As she danced out of the house, I heard her mutter, ‘Agnes,’ under her breath.
“Dad whacked me across the arse, said not to be disrespectful,” Katie told me the next day on the way to school. As soon as she’d arrived home she had tried the name out on her mother. I don’t know what made the bigger impression on me, that I’d actually had an influence on someone or that her father had hit her and she was laughing about it. I never laughed when Josephine hit me.
From that day on, in an effort to be respectful, I tried to call Josephine ‘Mom’ when I spoke of her, though not to her face. She would find that odd. It took several months to muster up the courage to ask her about it. Melinda had come for a visit and I’d noticed that she didn’t call Josephine ‘Mom’ either. When she was talking to her, she didn’t call her anything, and when she was talking about her, she called her ‘Her’ or ‘Herself’, with the sound of a capital at the beginning, as if that was her name.
We were eating breakfast after Mass. Dad went to the first Mass every Sunday, and if I was up I went with him. Melinda had cooked the porridge, which was good she added more raisins than Josephine. Christmas music was coming from the TV.
“How come we don’t call you ‘Mom’?” I asked Josephine.
She glanced uneasily at Dad, who looked uncomfortable all of a sudden. Melinda did too, her spoon stopping part way to her mouth.
Josephine bit into a slice of blood pudding. “No reason.”
“But Katie said –”
“What did Katie say now? That brat always got something to say, no matter–”

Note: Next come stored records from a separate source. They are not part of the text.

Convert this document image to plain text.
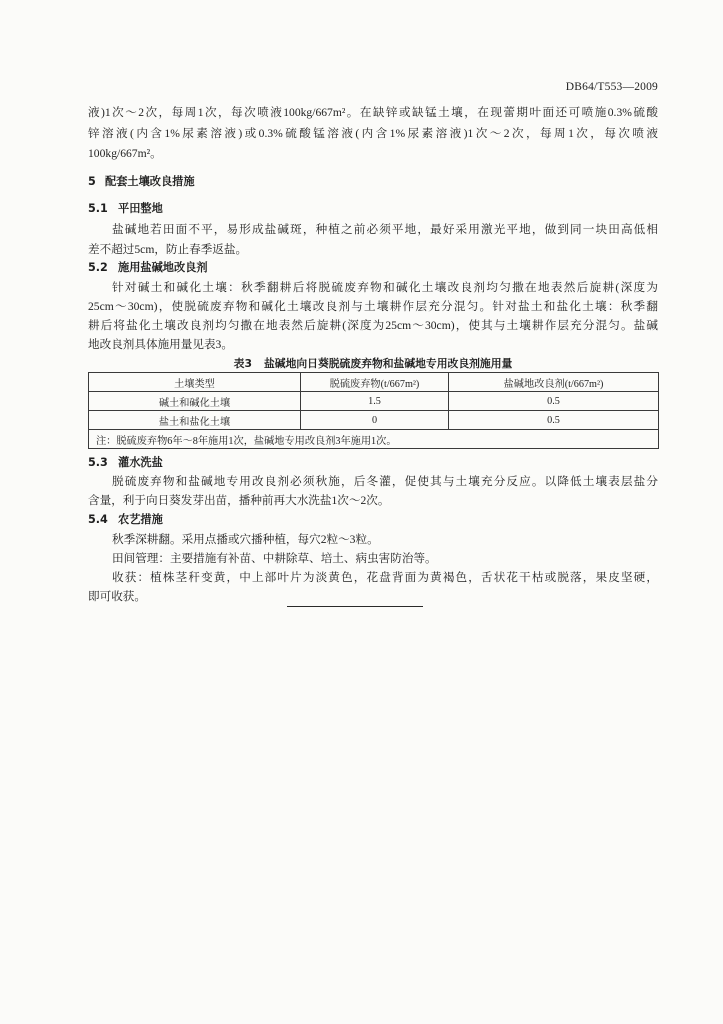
DB64/T553—2009
液)1次～2次，每周1次，每次喷液100kg/667m²。在缺锌或缺锰土壤，在现蕾期叶面还可喷施0.3%硫酸
锌溶液(内含1%尿素溶液)或0.3%硫酸锰溶液(内含1%尿素溶液)1次～2次，每周1次，每次喷液
100kg/667m²。
5 配套土壤改良措施
5.1 平田整地
盐碱地若田面不平，易形成盐碱斑，种植之前必须平地，最好采用激光平地，做到同一块田高低相
差不超过5cm，防止春季返盐。
5.2 施用盐碱地改良剂
针对碱土和碱化土壤：秋季翻耕后将脱硫废弃物和碱化土壤改良剂均匀撒在地表然后旋耕(深度为
25cm～30cm)，使脱硫废弃物和碱化土壤改良剂与土壤耕作层充分混匀。针对盐土和盐化土壤：秋季翻
耕后将盐化土壤改良剂均匀撒在地表然后旋耕(深度为25cm～30cm)，使其与土壤耕作层充分混匀。盐碱
地改良剂具体施用量见表3。
表3 盐碱地向日葵脱硫废弃物和盐碱地专用改良剂施用量
土壤类型	脱硫废弃物(t/667m²)	盐碱地改良剂(t/667m²)
碱土和碱化土壤	1.5	0.5
盐土和盐化土壤	0	0.5
注：脱硫废弃物6年～8年施用1次，盐碱地专用改良剂3年施用1次。		
5.3 灌水洗盐
脱硫废弃物和盐碱地专用改良剂必须秋施，后冬灌，促使其与土壤充分反应。以降低土壤表层盐分
含量，利于向日葵发芽出苗，播种前再大水洗盐1次～2次。
5.4 农艺措施
秋季深耕翻。采用点播或穴播种植，每穴2粒～3粒。
田间管理：主要措施有补苗、中耕除草、培土、病虫害防治等。
收获：植株茎秆变黄，中上部叶片为淡黄色，花盘背面为黄褐色，舌状花干枯或脱落，果皮坚硬，
即可收获。
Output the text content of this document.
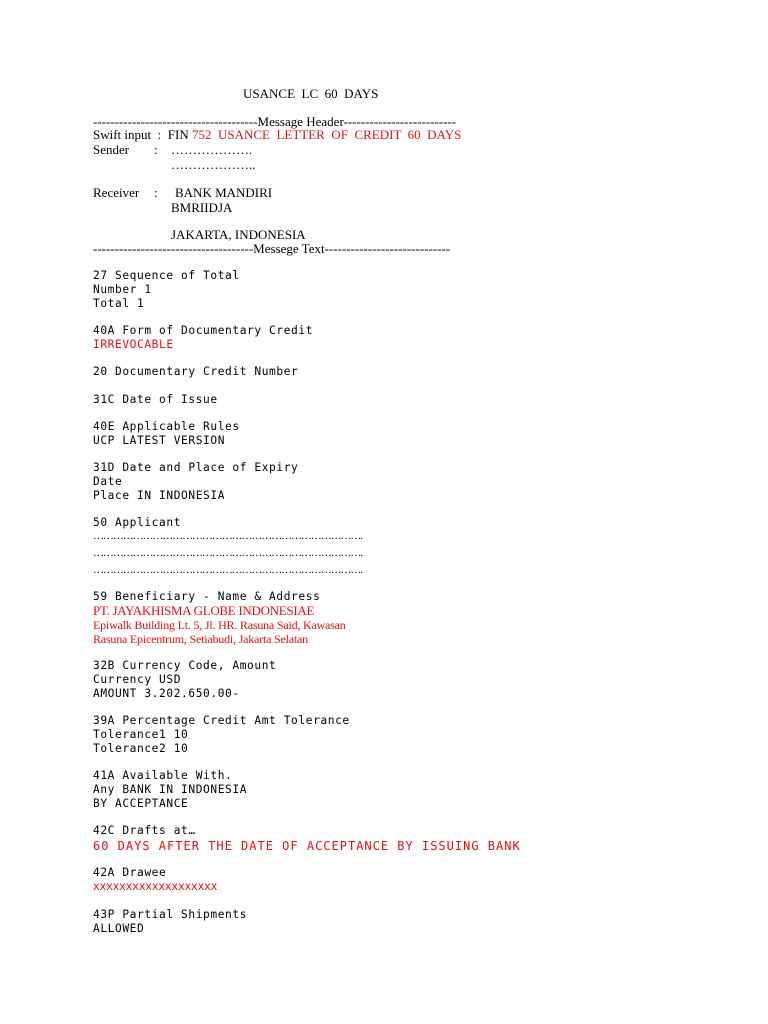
USANCE  LC  60  DAYS
--------------------------------------Message Header--------------------------
Swift input  :  FIN 752  USANCE  LETTER  OF  CREDIT  60  DAYS
Sender : ……………….
………………..
Receiver : BANK MANDIRI
BMRIIDJA
JAKARTA, INDONESIA
-------------------------------------Messege Text-----------------------------
27 Sequence of Total
Number 1
Total 1
40A Form of Documentary Credit
IRREVOCABLE
20 Documentary Credit Number
31C Date of Issue
40E Applicable Rules
UCP LATEST VERSION
31D Date and Place of Expiry
Date
Place IN INDONESIA
50 Applicant
……………………………………………………………………….
……………………………………………………………………….
……………………………………………………………………….
59 Beneficiary - Name & Address
PT. JAYAKHISMA GLOBE INDONESIAE
Epiwalk Building Lt. 5, Jl. HR. Rasuna Said, Kawasan
Rasuna Epicentrum, Setiabudi, Jakarta Selatan
32B Currency Code, Amount
Currency USD
AMOUNT 3.202.650.00-
39A Percentage Credit Amt Tolerance
Tolerance1 10
Tolerance2 10
41A Available With.
Any BANK IN INDONESIA
BY ACCEPTANCE
42C Drafts at…
60 DAYS AFTER THE DATE OF ACCEPTANCE BY ISSUING BANK
42A Drawee
xxxxxxxxxxxxxxxxxxx
43P Partial Shipments
ALLOWED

“Come on, Josephine,” Dad cut in. “She’s a good girl.”
I smiled at him, pleased that he’d stood up to Josephine for me. “Katie said –”
“Never mind what Katie said.” Josephine sprinkled brown sugar onto her toast.
“But you just asked –”
“Now, Bridgina,” said Dad, butting out his cigarette. “Don’t be talking back.”
“But Dad –”
“Youngsters today!” Josephine spat out, her mouth spraying half-chewed crumbs and grains of sugar. “No respect at all.”
“But that’s respect, to call you Mom, isn’t it?”
There was a tense silence. Josephine glared at Melinda, then at Dad.
Melinda put down her romance novel. “Let it go, Bridge.” There was a dead-on look in her eyes, a look that said not to argue. A warning.
So I let it go. For ten years, I left it alone. Yet every once in a while, I’d remember that look, that conversation, and wonder what they all knew that I didn’t.